References

Abstract
Behavioural changes in cattle and sheep are used in clinical diagnosis to detect abnormalities and to help determine the aetiology. In many parasitic diseases, infections can be subclinical, but their impact on performance can still be of importance in a farming setting. A common feature of helminth infections is a reduction in feed intake, which can account for lower growth rates and milk yields, yet inappetence is difficult to detect in free-ranging, grazing livestock. Remote-sensing technology can facilitate data collection and is useful not only in research, but is a feasible option now on commercial farms. If inappetence in grazing sheep and cattle as a result of parasitic gastroenteritis can be easily monitored and assessed, then early interventions may be possible and these can ensure that animal performance is kept on target. Application of such approaches is consistent with the principles of responsible use of anthelmintics and targeted selective treatments, which can be further integrated into complementary elements of parasite control, including grazing management.

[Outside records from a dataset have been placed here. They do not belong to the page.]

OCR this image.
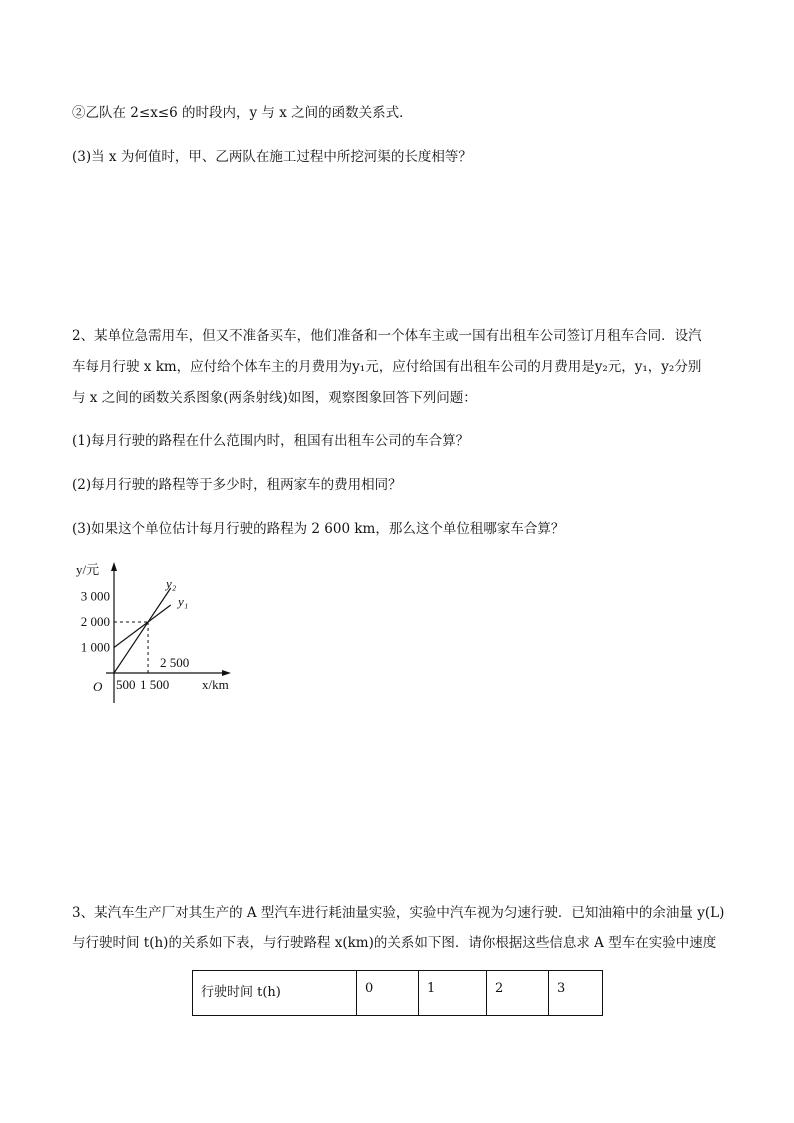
②乙队在 2≤x≤6 的时段内，y 与 x 之间的函数关系式．
(3)当 x 为何值时，甲、乙两队在施工过程中所挖河渠的长度相等？
2、某单位急需用车，但又不准备买车，他们准备和一个体车主或一国有出租车公司签订月租车合同．设汽
车每月行驶 x km，应付给个体车主的月费用为y₁元，应付给国有出租车公司的月费用是y₂元，y₁，y₂分别
与 x 之间的函数关系图象(两条射线)如图，观察图象回答下列问题：
(1)每月行驶的路程在什么范围内时，租国有出租车公司的车合算？
(2)每月行驶的路程等于多少时，租两家车的费用相同？
(3)如果这个单位估计每月行驶的路程为 2 600 km，那么这个单位租哪家车合算？
1 000
2 000
3 000
500 1 500
2 500
O	x/km
y/元
y₂
y₁
3、某汽车生产厂对其生产的 A 型汽车进行耗油量实验，实验中汽车视为匀速行驶．已知油箱中的余油量 y(L)
与行驶时间 t(h)的关系如下表，与行驶路程 x(km)的关系如下图．请你根据这些信息求 A 型车在实验中速度
行驶时间 t(h)	0	1	2	3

Everyone who has regular contact with sheep or cattle is an ethologist and the ability to differentiate normal and abnormal behaviour is fundamental to stockman-ship and clinical veterinary practice (Weary et al, 2009; Gougoulis et al, 2010). Some changes in behaviour can be very obvious, such as sheep hobbling on three legs or grazing on their knees when affected with conditions such as foot rot, but others are more subtle and may require closer observation and monitoring to detect abnormalities. Such ranges in responses are typical of parasitism; the intense pruritus characteristic of diseases like sheep scab is evident even to the casual observer, while a reduction in feed intake, which is a common feature of many helminth infections in cattle and sheep, can be difficult to detect in the field in free-ranging stock.
Behavioural reactions to pathogens generally have an adaptive role in facilitating compensatory responses in the host in order to counter any negative impacts of infection on form and function (Hart, 1990; Hoste, 2001); concurrently, parasites may be manipulating host behaviour for their own benefit (Simpson, 2000; Thomas et al, 2005). A classic example of this is the ability of cercariae of the lancet fluke, Dicrocoelium dendriticum, to change the behaviour of ants, which are intermediate hosts, so that they ascend the vegetation, increasing the opportunities for ingestion by grazing sheep or cattle, the final hosts (Manga-Gonzalez et al, 2001; Martin-Vega et al, 2018).